Tiznado has asked that I inform people of his plight; his mother is elderly and extremely ill--in fact this was a major motive for him to reenter last year and once again face removal proceedings. Tiznado is shocked that he would have to stay locked up for nine months before a hearing.
It's true that Tiznado is receiving more legal assistance than if he were locked up in an area that lacked the vigilant support of folks at the Florence Project and its network of pro bono attorneys, including Ouimette, one in a small band of attorneys trying to shore up the rule of law against a flood of abuses as best they can. Clearly an assigned government attorney who had the same extensive experience and resources in immigration courts as the DHS attorney (this is Ouimette's first case in an immigration court since several he handled in the 1980s), including the full contents of the DHS file, would substantially alter the playing field.
It would indeed appear that the logic of Zadyvas v. Davis might apply: if it is unconstitutional to keep people locked up indefinitely, or just more than six months, if they concede removability, then it would seem to be unconstitutional to hold someone indefinitely who is amenable to a hearing and is prevented from this only because the government itself cannot be bothered to show up.
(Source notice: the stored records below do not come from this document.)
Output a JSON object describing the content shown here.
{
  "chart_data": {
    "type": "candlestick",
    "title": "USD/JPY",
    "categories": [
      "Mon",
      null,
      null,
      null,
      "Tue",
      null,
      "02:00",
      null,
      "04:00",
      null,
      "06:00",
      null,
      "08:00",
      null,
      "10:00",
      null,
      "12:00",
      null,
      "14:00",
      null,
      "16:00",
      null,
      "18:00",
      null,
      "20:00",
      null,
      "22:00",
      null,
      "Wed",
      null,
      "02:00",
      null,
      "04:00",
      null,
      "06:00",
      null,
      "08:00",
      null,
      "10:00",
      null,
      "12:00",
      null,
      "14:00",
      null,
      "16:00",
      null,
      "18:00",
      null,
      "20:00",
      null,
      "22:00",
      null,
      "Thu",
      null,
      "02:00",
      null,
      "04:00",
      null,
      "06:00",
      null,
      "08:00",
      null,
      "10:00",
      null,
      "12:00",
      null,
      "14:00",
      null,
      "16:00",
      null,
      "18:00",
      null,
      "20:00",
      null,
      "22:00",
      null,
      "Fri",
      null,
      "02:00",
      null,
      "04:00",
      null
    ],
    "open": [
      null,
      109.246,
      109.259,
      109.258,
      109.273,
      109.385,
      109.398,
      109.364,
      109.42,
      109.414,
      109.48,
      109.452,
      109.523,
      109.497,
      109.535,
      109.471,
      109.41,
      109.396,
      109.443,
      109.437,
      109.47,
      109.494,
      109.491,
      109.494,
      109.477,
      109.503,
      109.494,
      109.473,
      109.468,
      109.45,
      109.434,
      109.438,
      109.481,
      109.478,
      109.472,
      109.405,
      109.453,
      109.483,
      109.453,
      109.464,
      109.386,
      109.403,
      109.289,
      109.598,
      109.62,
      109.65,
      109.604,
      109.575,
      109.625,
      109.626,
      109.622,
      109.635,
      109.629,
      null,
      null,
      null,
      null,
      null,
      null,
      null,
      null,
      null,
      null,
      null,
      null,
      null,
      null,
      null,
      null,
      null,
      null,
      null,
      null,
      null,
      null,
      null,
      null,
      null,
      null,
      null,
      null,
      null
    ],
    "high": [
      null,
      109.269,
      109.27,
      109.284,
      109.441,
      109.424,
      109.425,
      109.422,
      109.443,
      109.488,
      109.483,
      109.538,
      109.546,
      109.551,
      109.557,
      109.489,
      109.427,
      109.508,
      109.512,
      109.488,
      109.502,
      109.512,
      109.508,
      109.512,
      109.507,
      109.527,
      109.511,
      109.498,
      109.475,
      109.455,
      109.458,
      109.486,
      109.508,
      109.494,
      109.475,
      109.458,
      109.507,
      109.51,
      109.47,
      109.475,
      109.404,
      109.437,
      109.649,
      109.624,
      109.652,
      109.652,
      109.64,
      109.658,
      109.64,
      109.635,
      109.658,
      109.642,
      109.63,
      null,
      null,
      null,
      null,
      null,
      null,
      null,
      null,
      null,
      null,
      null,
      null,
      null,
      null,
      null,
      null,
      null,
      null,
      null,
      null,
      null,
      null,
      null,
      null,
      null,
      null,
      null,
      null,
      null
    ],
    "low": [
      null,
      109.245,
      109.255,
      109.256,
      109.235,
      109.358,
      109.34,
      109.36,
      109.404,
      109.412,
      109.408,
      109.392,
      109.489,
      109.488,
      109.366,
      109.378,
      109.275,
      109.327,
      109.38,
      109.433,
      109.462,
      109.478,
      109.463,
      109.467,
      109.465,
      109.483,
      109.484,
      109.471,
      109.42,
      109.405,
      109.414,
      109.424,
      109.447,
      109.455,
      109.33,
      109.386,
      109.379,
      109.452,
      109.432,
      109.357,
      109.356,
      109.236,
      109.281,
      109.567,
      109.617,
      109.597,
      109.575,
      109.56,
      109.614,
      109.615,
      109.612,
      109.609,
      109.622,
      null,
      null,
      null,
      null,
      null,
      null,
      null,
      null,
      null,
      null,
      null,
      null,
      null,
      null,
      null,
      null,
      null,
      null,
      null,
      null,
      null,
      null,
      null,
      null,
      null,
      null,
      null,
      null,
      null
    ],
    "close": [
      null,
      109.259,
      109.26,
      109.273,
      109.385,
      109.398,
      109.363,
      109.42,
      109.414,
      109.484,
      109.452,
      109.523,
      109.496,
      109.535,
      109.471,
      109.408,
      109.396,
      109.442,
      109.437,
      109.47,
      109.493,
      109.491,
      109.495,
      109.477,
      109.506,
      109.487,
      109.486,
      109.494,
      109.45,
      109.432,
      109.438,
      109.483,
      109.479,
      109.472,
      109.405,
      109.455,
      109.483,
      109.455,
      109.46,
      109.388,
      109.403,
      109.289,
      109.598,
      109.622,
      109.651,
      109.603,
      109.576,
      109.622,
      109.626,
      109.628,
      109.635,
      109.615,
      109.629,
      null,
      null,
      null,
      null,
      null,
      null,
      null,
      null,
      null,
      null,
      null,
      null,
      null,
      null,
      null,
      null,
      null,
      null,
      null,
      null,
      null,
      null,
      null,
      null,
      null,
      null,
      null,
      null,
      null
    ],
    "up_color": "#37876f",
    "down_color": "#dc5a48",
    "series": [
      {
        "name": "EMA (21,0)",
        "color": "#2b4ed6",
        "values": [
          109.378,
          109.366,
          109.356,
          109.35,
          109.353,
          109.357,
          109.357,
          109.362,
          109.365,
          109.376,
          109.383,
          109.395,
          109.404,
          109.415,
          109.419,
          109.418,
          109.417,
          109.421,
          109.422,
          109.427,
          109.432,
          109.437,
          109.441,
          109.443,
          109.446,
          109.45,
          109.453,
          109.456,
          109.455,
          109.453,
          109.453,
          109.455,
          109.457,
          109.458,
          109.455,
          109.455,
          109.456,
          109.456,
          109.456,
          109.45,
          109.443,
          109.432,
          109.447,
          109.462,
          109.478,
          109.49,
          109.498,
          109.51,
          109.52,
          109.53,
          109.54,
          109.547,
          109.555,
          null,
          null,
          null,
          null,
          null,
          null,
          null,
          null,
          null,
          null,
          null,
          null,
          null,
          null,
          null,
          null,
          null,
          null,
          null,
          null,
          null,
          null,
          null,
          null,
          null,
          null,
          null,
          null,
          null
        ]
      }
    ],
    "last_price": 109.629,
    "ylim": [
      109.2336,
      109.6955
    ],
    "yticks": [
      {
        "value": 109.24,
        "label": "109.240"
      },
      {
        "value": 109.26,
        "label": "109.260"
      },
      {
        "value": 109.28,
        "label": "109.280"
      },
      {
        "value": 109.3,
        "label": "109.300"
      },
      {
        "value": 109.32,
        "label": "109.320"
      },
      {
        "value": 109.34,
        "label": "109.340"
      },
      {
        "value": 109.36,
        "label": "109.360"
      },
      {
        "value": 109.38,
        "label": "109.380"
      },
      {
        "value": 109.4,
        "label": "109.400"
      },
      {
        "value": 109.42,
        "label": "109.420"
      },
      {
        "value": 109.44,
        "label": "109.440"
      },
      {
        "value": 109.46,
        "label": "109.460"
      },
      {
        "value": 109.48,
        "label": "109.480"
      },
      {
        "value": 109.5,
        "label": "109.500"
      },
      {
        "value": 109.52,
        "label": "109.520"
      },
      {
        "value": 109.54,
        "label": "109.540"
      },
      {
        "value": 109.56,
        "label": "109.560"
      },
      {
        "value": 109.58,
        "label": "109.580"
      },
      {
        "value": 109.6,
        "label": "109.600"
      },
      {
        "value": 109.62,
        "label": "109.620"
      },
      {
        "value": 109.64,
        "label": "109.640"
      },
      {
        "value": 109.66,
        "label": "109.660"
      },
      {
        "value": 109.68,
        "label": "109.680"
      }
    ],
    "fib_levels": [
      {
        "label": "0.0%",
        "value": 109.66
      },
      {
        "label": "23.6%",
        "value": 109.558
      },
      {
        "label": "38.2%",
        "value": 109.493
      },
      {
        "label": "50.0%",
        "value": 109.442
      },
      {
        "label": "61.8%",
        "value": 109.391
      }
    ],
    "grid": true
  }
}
A habeas motion? Right, well, like Dent, a habeas motion was indeed filed on Tiznado's behalf. A gaping Constitutional black hole is now apparent: it is taking federal judges months and even a year to decide on these habeas cases. A scary scenario is unfolding whereby if the legislative and administrative branches pursue actions that are violating our rights on a sufficiently massive scale by keeping us locked up without a hearing, then waiting in line for a court date to appeal this turns into another iteration of the harm that is being challenged by that habeas appeal.
The only way to crack this through the courts would appear to be some form of queue jumping to an appellate court on the grounds that failure to rule within six months on a well-founded habeas claim by someone who is locked up in an immigration jail could be construed as an effective denial of rights established under Zadyvas v. Davis (2005), although even if a few lucky individuals miraculously prevailed, the next cohort would presumably clog the appellate courts as well.
Tiznado is being held under a law that requires mandatory detention of criminal aliens, except that he wants to prove he is a U.S. citizen. As far as being a flight risk: the only person who has failed to attend his hearings in the immigration courts has been Arellano. Esteban Tiznado never made a single decision in his life that resulted in someone being wrongfully locked up for a minute.
Correction: An earlier version stated Ouimette had driven twice to Florence. Ouimette was notified in advance that the July 16 hearing was cancelled, but was not alerted to the cancellation of the August 21 hearing.